The episode is warm, relatable, and seamlessly interwoven with humor, compassionate honesty, and practical wisdom. Jamie’s candor about emotional lows and scalp-tingling anxiety is balanced by Scott’s empathy and witty asides. The conversation is equal parts confessional, therapeutic session, and friendly coffee chat—full of real-world, lived-in nuance.

Takeaways for Listeners

• Every feeling is normal. Grief, anxiety, obsessive searching, and emotional breakdowns are common post-diagnosis, even for those with no family history of diabetes.
• Time is a healer.
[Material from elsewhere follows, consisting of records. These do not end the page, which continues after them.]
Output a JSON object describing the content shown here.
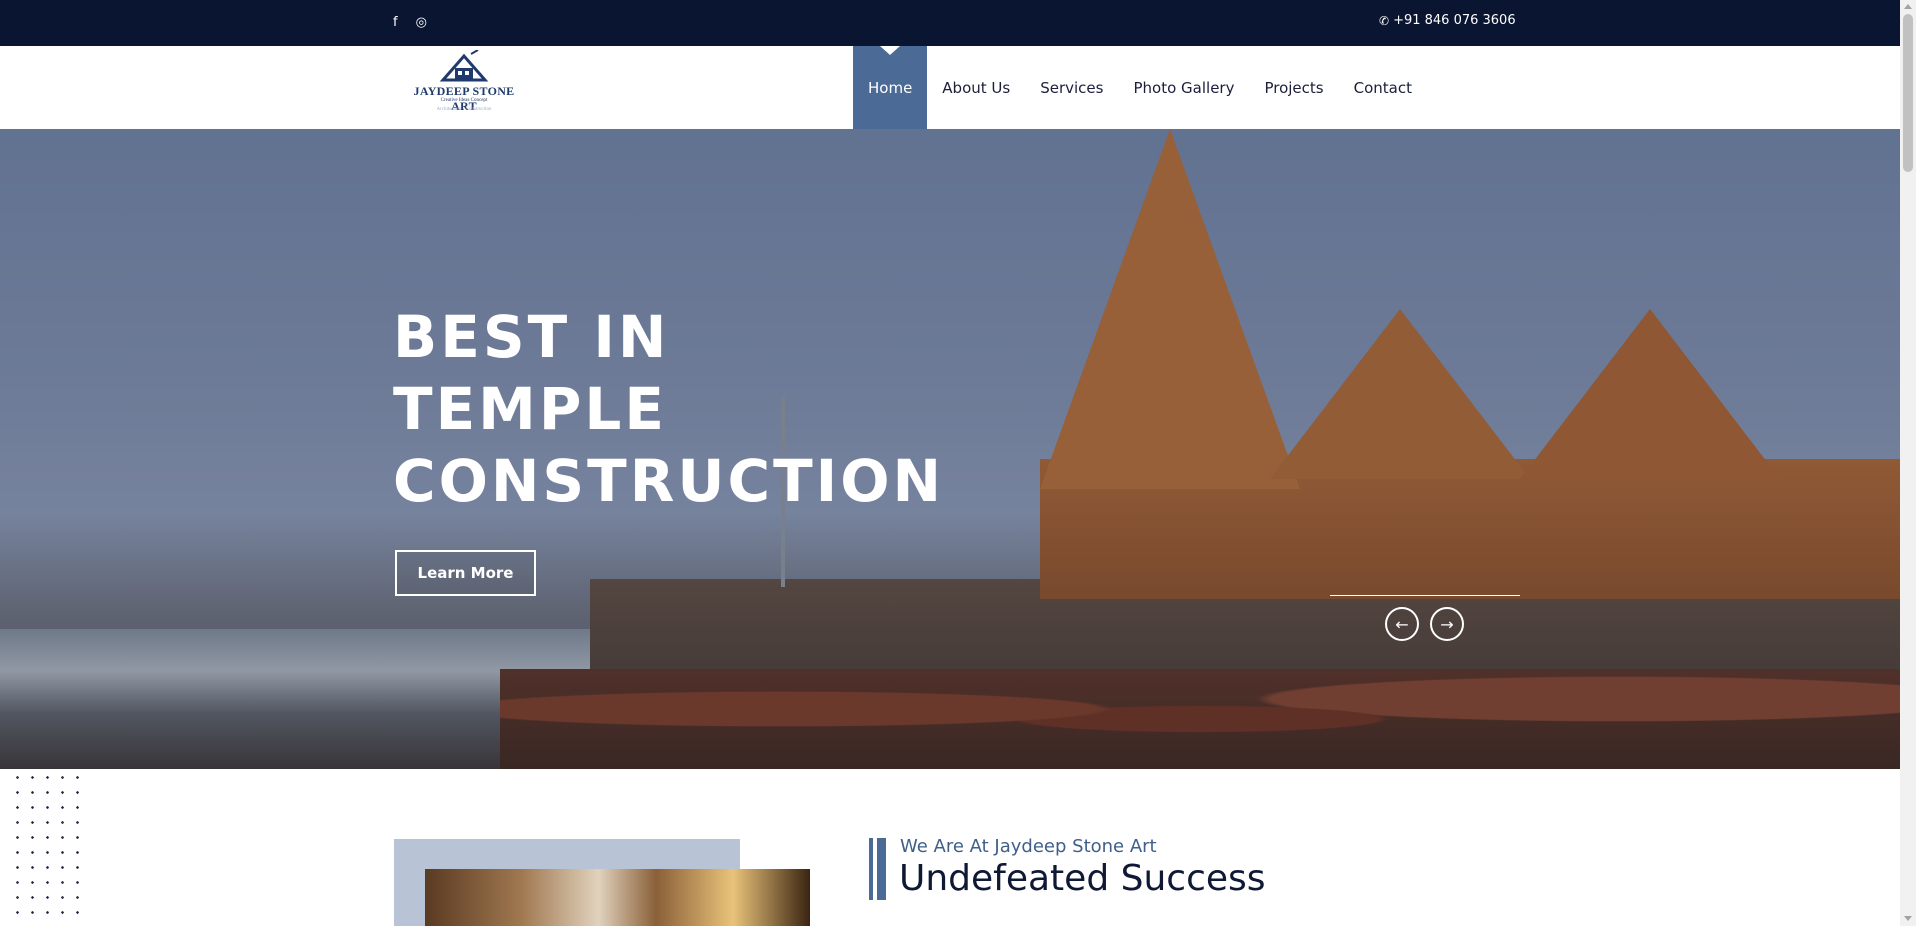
{
  "topbar": {
    "social": [
      {
        "icon": "facebook-icon",
        "glyph": "f"
      },
      {
        "icon": "instagram-icon",
        "glyph": "◎"
      }
    ],
    "phone_icon": "phone-icon",
    "phone": "+91 846 076 3606"
  },
  "logo": {
    "text": "JAYDEEP STONE ART",
    "tagline": "Creative Ideas Concept",
    "tagline2": "Architecture · Construction"
  },
  "nav": {
    "items": [
      {
        "label": "Home",
        "active": true
      },
      {
        "label": "About Us",
        "active": false
      },
      {
        "label": "Services",
        "active": false
      },
      {
        "label": "Photo Gallery",
        "active": false
      },
      {
        "label": "Projects",
        "active": false
      },
      {
        "label": "Contact",
        "active": false
      }
    ]
  },
  "hero": {
    "title_lines": [
      "BEST IN",
      "TEMPLE",
      "CONSTRUCTION"
    ],
    "cta": "Learn More",
    "prev_glyph": "←",
    "next_glyph": "→"
  },
  "about": {
    "kicker": "We Are At Jaydeep Stone Art",
    "title": "Undefeated Success"
  },
  "colors": {
    "topbar_bg": "#0a1631",
    "accent": "#4b6b96",
    "heading": "#0f1835"
  }
}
Experience transforms panic into competence; the firehose stream slows to a trickle.
• No device is “the answer.” Mastering one’s food, insulin, and timing matters more than the latest tech upgrade.
• Balance is everything. Finding a middle path between hyper-vigilance and “It’ll be fine” is crucial—for spouses, for kids, for ourselves.
• Letting go, with love, is growth. Supporting a child’s independence in care while staying emotionally available is the hardest—and most essential—parental job.
• The community helps. Stepping back is made easier by learning from others’ stories and knowing that wisdom often follows struggle.

For Newly Diagnosed Families

Jamie’s journey underscores that every parent’s emotions—no matter how overwhelming—are valid, that no amount of early advice can rush the process, but support and self-compassion are available in this community. The unknowns will never all be answered, but it gets easier, one day and one choice at a time.